The analytical solution is determined from the method of separation of variables. By using this method in rectangular coodinates, the solution was found to be:

phi(x,y) = (sun over odd n) An sin(n*pi*x/a) sinh (n*pi*y/a) where An = 4*Vo/(n*pi*sinh(n*pi))

Substitution of phi into the equation laplacian of phi = 0 reveals that this solution for phi does indeed satisfy the equation. What about the boundaries? For x=0, the sine function is zero so that phi is zero. Check. For y=0, the hyperbolic sine function is zero so that phi is again zero. Check. For x=a, the sine function becomes sin(n*pi). For any n, this is zero. Check. For y=a, the hyperbolic sine function becomes sinh(n*pi). This poses no problem either. Check.
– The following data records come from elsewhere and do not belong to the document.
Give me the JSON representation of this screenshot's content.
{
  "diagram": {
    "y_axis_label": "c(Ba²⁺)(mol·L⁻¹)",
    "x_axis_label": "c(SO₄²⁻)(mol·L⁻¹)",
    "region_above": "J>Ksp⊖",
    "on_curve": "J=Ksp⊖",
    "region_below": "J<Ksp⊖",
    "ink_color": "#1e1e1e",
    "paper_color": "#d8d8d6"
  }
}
Using a revised version of Professor Bland's program called series1.pro, I tried various n values. It was determined that after n=27, the program incured an arithmetic error. The graph does continue to change at n values larger than 27 but not significantly enough to worry much about. I also check to see what the graph looks like when y is set to a. At first I was skeptical, but later I came to the conclusion that the graph seems to be converging to the correct solution as the value of n increases.

**Comparison of the Relaxation Solution and the Analytical Solution**

Both methods seem to have their weaknesses. For the relaxation method, depending upon how precise one wants to be determines how many iterations one needs to complete. This is can be quite a few if one wants precision to more than one or two sig fig and there is slow "convergence" as seen in this example. This can be time consuming. For the separation of variables method, one needs of calculate an infinite number of n values and to sum over them. This also is time comsuming if not humanly impossible at the moment.

Both methods have their strengths. For the relation method, one need not continue to iterate for eternity. If one only requires a couple of sig fig accuracy, this method yields very quite, and precise results. For the separation of variables method, usually one needs only to calculate a handful of terms to yield quite an accurate approximation.

Which method should one use? It depends upon what you want to know, where you want to know it, how accurate you want your answer to be, and what tools you have on had.